Ahmet Tekin = Onlar:'Kaybettiğimiz kralın altın su tasını arıyoruz. Onu getirene bir deve yükü bahşiş var.' dediler, içlerinden biri:'Buna ben de kefilim' dedi.
Ahmet Varol = Dediler ki: 'Hükümdarın su kabını arıyoruz. Onu getirene bir deve yükü (bahşiş) var. Ben de buna kefilim.'
Ali Bulaç = Dediler ki: "Hükümdarın su tasını kaybettik, kim onu (bulup) getirirse, (ona armağan olarak) bir deve yükü vardır. Ben de buna kefilim."
Ali Fikri Yavuz = Onlar dediler ki, hükümdarın su tasını arıyoruz (altından yapılmıştı), onu getirene bir deve yükü ikramiye var ve ben de onu ödemeye kefilim.
Ali Ünal = “Hükümdarın meşrubat kabı kayıp; bulup getirene de bir deve yükü mükâfat var!” cevabını verdiler. Gelen ekibin başkanı, “Ben de onu bulup getirmeye kefil oldum!” dedi.
Bayraktar Bayraklı = “Hükümdarın kâsesini kaybettik; bulup getirene bir deve yükü bahşiş var” dediler. Çağırıcı, “Ben de buna kefilim” diye ilâve etti.
Bekir Sadak = «ukumdarin su kabini kaybettik, onu getirene bir deve yuku mukafat verilecek, buna ben kefil oluyorum» dediler.

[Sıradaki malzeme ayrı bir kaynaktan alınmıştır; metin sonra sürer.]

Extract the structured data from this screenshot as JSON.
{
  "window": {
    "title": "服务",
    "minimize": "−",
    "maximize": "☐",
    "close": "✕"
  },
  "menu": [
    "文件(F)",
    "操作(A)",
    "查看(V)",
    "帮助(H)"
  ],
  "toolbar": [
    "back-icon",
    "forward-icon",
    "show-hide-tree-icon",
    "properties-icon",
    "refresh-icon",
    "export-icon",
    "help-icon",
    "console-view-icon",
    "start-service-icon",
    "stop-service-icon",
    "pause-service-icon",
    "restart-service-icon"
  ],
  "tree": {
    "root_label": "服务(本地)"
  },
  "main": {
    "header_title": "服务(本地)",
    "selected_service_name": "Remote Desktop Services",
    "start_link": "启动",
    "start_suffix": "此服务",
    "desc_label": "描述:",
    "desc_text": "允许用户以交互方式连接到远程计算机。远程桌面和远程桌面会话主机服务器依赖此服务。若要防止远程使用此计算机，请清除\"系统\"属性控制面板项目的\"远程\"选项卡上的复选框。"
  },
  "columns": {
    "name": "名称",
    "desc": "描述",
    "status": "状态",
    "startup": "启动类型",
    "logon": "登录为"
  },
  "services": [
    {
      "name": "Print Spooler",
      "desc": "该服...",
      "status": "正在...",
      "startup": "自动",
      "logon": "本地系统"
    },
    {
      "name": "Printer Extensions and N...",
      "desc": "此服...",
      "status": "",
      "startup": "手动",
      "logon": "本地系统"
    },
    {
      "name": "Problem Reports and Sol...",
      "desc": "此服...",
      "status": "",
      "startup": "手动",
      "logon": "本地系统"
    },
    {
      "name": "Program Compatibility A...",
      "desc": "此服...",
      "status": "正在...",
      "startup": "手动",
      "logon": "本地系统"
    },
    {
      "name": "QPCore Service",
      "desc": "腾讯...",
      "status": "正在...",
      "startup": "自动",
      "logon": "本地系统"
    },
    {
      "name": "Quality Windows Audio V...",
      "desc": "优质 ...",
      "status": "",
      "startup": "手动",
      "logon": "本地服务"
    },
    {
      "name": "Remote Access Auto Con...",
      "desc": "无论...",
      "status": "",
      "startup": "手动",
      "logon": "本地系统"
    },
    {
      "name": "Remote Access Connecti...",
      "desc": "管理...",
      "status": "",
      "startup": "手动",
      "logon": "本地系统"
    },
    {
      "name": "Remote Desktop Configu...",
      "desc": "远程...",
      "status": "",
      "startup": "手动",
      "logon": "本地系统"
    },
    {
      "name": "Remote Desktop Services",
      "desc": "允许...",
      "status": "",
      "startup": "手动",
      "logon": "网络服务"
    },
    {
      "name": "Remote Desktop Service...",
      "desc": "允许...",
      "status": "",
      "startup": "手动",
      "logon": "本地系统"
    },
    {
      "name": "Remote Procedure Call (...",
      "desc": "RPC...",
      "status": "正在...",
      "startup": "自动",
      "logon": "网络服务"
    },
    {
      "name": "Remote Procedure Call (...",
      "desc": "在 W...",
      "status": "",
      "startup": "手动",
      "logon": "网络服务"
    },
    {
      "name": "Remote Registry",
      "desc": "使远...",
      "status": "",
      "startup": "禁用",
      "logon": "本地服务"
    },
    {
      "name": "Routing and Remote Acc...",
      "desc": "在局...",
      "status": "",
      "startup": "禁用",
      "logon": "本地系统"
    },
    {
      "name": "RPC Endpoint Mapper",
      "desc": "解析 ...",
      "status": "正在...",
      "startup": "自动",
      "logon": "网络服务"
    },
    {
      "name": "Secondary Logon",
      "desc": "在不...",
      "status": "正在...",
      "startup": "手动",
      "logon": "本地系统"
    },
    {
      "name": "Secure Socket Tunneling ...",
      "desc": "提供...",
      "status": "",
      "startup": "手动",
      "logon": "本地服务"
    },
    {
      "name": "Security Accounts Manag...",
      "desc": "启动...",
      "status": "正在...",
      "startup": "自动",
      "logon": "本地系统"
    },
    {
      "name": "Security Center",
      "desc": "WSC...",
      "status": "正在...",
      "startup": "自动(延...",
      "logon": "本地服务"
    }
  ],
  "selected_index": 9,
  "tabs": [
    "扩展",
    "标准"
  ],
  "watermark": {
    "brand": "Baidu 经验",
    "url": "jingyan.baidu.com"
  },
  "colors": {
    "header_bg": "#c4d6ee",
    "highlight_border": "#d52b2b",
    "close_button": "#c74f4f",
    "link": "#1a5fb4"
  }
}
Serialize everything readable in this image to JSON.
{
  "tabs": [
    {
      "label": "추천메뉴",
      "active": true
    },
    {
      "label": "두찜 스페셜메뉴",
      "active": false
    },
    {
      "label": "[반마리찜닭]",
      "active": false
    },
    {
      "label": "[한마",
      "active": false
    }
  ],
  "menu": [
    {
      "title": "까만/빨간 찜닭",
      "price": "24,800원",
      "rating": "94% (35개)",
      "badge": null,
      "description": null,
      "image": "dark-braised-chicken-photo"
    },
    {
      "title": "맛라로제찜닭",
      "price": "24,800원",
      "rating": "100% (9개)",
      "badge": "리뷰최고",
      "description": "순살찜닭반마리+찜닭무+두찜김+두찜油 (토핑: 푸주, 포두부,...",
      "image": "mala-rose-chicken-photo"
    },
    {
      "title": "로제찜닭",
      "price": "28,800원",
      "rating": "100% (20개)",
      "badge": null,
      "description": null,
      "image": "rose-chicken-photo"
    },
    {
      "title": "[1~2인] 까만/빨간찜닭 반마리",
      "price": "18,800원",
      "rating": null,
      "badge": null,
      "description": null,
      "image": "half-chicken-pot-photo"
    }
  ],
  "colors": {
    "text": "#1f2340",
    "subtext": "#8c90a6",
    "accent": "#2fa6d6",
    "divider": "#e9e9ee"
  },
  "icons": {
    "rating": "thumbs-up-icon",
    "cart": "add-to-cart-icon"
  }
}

Celal Yıldırım = Onlar da, «kralın su kabını kaybettik. Onu getirene bir deve yükü (ödül) vardır, ben buna kefilim,» dediler.
Cemal Külünkoğlu = Onlar: “Hükümdarın su kabını arıyoruz. Onu getirene bir deve yükü ödül var. Tellal (çağrıcı) buna ben kefilim” dedi.
Diyanet İşleri (eski) = 'Hükümdarın su kabını kaybettik, onu getirene bir deve yükü mükafat verilecek, buna ben kefil oluyorum' dediler.
Diyanet Vakfi = Kralın su kabını arıyoruz; onu getirene bir deve yükü (bahşiş) var dediler. (İçlerinden biri:) Ben buna kefilim, dedi.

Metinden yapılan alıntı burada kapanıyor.